The Committee is authorised by the Board:

    • to seek assistance from the Company Secretary on matters related to the responsibilities of the Committee under the rules and regulations to which it is subject to and how those responsibilities should be discharged;
    • to have full and unrestricted access to the Company’s records, properties and personnel; and
    • to seek independent professional advice and expertise deemed necessary for the performance of its duties.
  •  

3. Responsibilities

The responsibilities in relation to nomination matters are as follows:

    • to formulate the nomination, selection and succession policies for the Board and Board Committees as may be determined by the Committee from time to time;
    • to make recommendations to the Board on new candidates for election/ appointment, and re-election/re-appointment of the Directors to the Board;
    • to make recommendations to the Board for appointment to fill casual vacancies;
    • to conduct a review in determining whether a director can continue to be independent in character and judgement, and also to take into account the need for progressive refreshing of the Board; and
    • to review the required mix skills, experience and other qualities of the Board annually.

 

The responsibilities in relation to remuneration matters are as follows:

    • to formulate and/or review the remuneration policies and packages for the members of the Board and Board Committees and recommend to the Board for approval; and
    • to approve the utilisation of the provision for annual salary increment, performance bonus and long term incentives (if any) in respect of each financial year.

 

The Committee shall consider any other matters referred by the Board to the Committee and, in discharging its duties, the Committee shall at all times be mindful of the provisions of all applicable laws, regulations and guidelines.

4. Composition

The composition of the Committee shall be three (3) members and shall be composed exclusively of Non-Executive Directors, a majority of whom are independent. 

5. Meetings

The Committee shall meet at least once each year and at such other time(s) as it deems necessary to fulfil its responsibilities.

The quorum for a meeting shall be two (2) members.

Each member of the Committee is entitled to one (1) vote in deciding the matters deliberated in the meeting.
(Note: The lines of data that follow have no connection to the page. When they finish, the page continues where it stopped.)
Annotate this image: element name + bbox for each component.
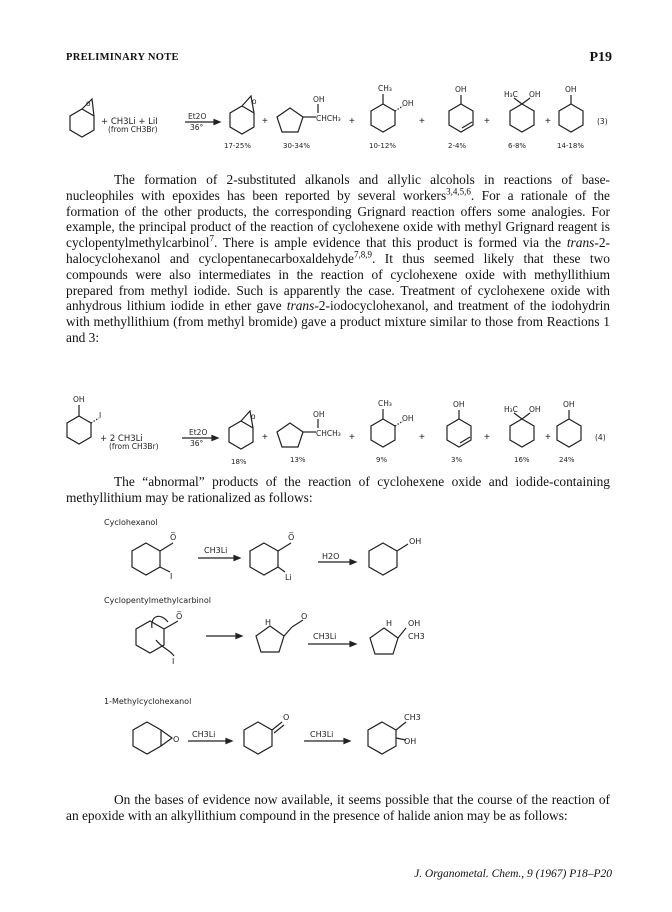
atom-o-minus-2: O̅ (288, 533, 295, 542)
atom-i-2: I (172, 657, 175, 666)
reactant-iodohydrin (67, 416, 91, 444)
solvent-4: Et2O (189, 428, 208, 437)
yield3-4: 2-4% (448, 142, 467, 150)
yield4-1: 18% (231, 458, 247, 466)
svg-text:+: + (262, 116, 268, 127)
svg-text:OH: OH (313, 95, 325, 104)
paragraph-2: The “abnormal” products of the reaction of cyclohexene oxide and iodide-containing methyllithium may be rationalized as follows: (66, 474, 610, 505)
svg-text:OH: OH (453, 400, 465, 409)
svg-text:+: + (419, 116, 425, 127)
product4-6 (557, 419, 581, 447)
svg-text:OH: OH (565, 85, 577, 94)
scheme-4 (67, 395, 606, 466)
scheme-3 (70, 84, 608, 150)
svg-text:+: + (419, 432, 425, 443)
journal-citation: J. Organometal. Chem., 9 (1967) P18–P20 (414, 868, 612, 880)
svg-text:+: + (349, 116, 355, 127)
atom-oh-2: OH (408, 619, 421, 628)
product3-3 (371, 104, 395, 132)
yield3-3: 10-12% (369, 142, 396, 150)
mechanism-methylcyclohexanol (104, 697, 421, 754)
svg-text:H₃C: H₃C (504, 405, 518, 414)
yield3-5: 6-8% (508, 142, 527, 150)
atom-o-minus-3: O̅ (176, 612, 183, 621)
reagent-ch3li-4: CH3Li (310, 730, 334, 739)
svg-text:OH: OH (73, 395, 85, 404)
atom-oh: OH (409, 537, 422, 546)
svg-text:+: + (262, 432, 268, 443)
svg-text:OH: OH (563, 400, 575, 409)
svg-text:o: o (252, 97, 257, 106)
atom-o-epoxide: O (173, 735, 180, 744)
atom-ch3-2: CH3 (404, 713, 421, 722)
reagent-ch3li-1: CH3Li (204, 546, 228, 555)
reagent-ch3li-2: CH3Li (313, 632, 337, 641)
svg-text:OH: OH (402, 99, 414, 108)
source-3: (from CH3Br) (108, 125, 158, 134)
atom-o-minus: O̅ (170, 533, 177, 542)
epoxide-o: o (86, 99, 91, 108)
reagents-4: + 2 CH3Li (100, 434, 143, 444)
product4-3 (371, 419, 395, 447)
reagent-ch3li-3: CH3Li (192, 730, 216, 739)
page-number: P19 (589, 50, 612, 65)
paragraph-3: On the bases of evidence now available, it seems possible that the course of the reaction of an epoxide with an alkyllithium compound in the presence of halide anion may be as follows: (66, 792, 610, 823)
yield3-6: 14-18% (557, 142, 584, 150)
product3-6 (559, 104, 583, 132)
svg-text:+: + (484, 116, 490, 127)
label-cyclohexanol: Cyclohexanol (104, 518, 158, 527)
mechanism-cyclohexanol (104, 518, 421, 582)
svg-text:o: o (251, 412, 256, 421)
label-methylcyclohexanol: 1-Methylcyclohexanol (104, 697, 192, 706)
atom-o: O (301, 612, 308, 621)
reactant-ring (70, 109, 94, 137)
yield4-2: 13% (290, 456, 306, 464)
product4-5 (510, 419, 534, 447)
svg-text:OH: OH (529, 90, 541, 99)
yield4-5: 16% (514, 456, 530, 464)
svg-text:H₃C: H₃C (504, 90, 518, 99)
svg-text:CH₃: CH₃ (378, 399, 392, 408)
yield4-4: 3% (451, 456, 463, 464)
svg-text:+: + (545, 116, 551, 127)
reagents-3: + CH3Li + LiI (101, 117, 158, 127)
svg-text:+: + (484, 432, 490, 443)
svg-text:OH: OH (529, 405, 541, 414)
temp-3: 36° (190, 123, 204, 132)
svg-text:+: + (349, 432, 355, 443)
atom-i: I (170, 572, 173, 581)
atom-o-ketone: O (283, 713, 290, 722)
product3-2 (277, 108, 303, 132)
yield3-2: 30-34% (283, 142, 310, 150)
svg-text:OH: OH (402, 414, 414, 423)
atom-ch3: CH3 (408, 632, 425, 641)
mechanism-cyclopentylmethylcarbinol (104, 596, 425, 666)
yield4-3: 9% (376, 456, 388, 464)
yield3-1: 17-25% (224, 142, 251, 150)
svg-text:OH: OH (313, 410, 325, 419)
product4-4 (447, 419, 471, 447)
label-cyclopentylmethylcarbinol: Cyclopentylmethylcarbinol (104, 596, 211, 605)
source-4: (from CH3Br) (109, 442, 159, 451)
product4-2 (277, 423, 303, 447)
atom-h-2: H (386, 619, 393, 628)
svg-text:OH: OH (455, 85, 467, 94)
equation-number-4: (4) (595, 433, 606, 442)
svg-text:I: I (99, 411, 102, 420)
paragraph-1: The formation of 2-substituted alkanols and allylic alcohols in reactions of base-nucleophiles with epoxides has been reported by several workers$^{3,4,5,6}$. For a rationale of the formation of the other products, the corresponding Grignard reaction offers some analogies. For example, the principal product of the reaction of cyclohexene oxide with methyl Grignard reagent is cyclopentylmethylcarbinol$^7$. There is ample evidence that this product is formed via the trans-2-halocyclohexanol and cyclopentanecarboxaldehyde$^{7,8,9}$. It thus seemed likely that these two compounds were also intermediates in the reaction of cyclohexene oxide with methyllithium prepared from methyl iodide. Such is apparently the case. Treatment of cyclohexene oxide with anhydrous lithium iodide in ether gave trans-2-iodocyclohexanol, and treatment of the iodohydrin with methyllithium (from methyl bromide) gave a product mixture similar to those from Reactions 1 and 3: (66, 172, 610, 345)
atom-oh-3: OH (404, 737, 417, 746)
product3-1 (230, 106, 254, 134)
solvent-3: Et2O (188, 112, 207, 121)
svg-text:CHCH₃: CHCH₃ (316, 114, 341, 123)
product3-5 (510, 104, 534, 132)
svg-text:+: + (545, 432, 551, 443)
equation-number-3: (3) (597, 117, 608, 126)
atom-h: H (265, 618, 272, 627)
product3-4 (449, 104, 473, 132)
temp-4: 36° (190, 439, 204, 448)
product4-1 (229, 421, 253, 449)
running-header: PRELIMINARY NOTE (66, 52, 179, 63)
reagent-h2o: H2O (322, 552, 340, 561)
atom-li: Li (285, 573, 292, 582)
yield4-6: 24% (559, 456, 575, 464)
svg-text:CHCH₃: CHCH₃ (316, 429, 341, 438)
svg-text:CH₃: CH₃ (378, 84, 392, 93)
The decision that gained the majority votes shall be the decision of the Committee. In the event of an equality of votes, the Chairman of the Committee shall be entitled to a second or casting vote.

6. Communication to the Board

The minutes of each Committee’s meeting shall be tabled to the Board for notation.

The Committee shall report on the effectiveness of the Board as a whole and the individual performance of each Director.

The Committee may from time to time submit to the Board its recommendation on matters within its purview, for the Board’s decision.

 

7. Circular Resolution

A resolution in writing signed by a majority of all members shall be valid and effectual as if it had been passed at a meeting of the Committee. All such resolutions shall be described as “Members’ Circular Resolutions” and shall be forwarded or otherwise delivered to the Company Secretary without delay and shall be recorded by the Company Secretary in the minutes book. Any such resolution may consist of several documents in the like form, each signed by one (1) or more members. The expressions “in writing” or “signed” include approval by legible confirmed transmission by facsimile, telex, cable, telegram or other forms of electronic communications.

 

8. Secretary

The Secretary of the Committee shall be the Company Secretary

The Secretary shall draw up an agenda for each meeting, in consultation with the Chairman. The Agenda shall be sent to all members of the Committee and any other persons who may be required to attend the meeting.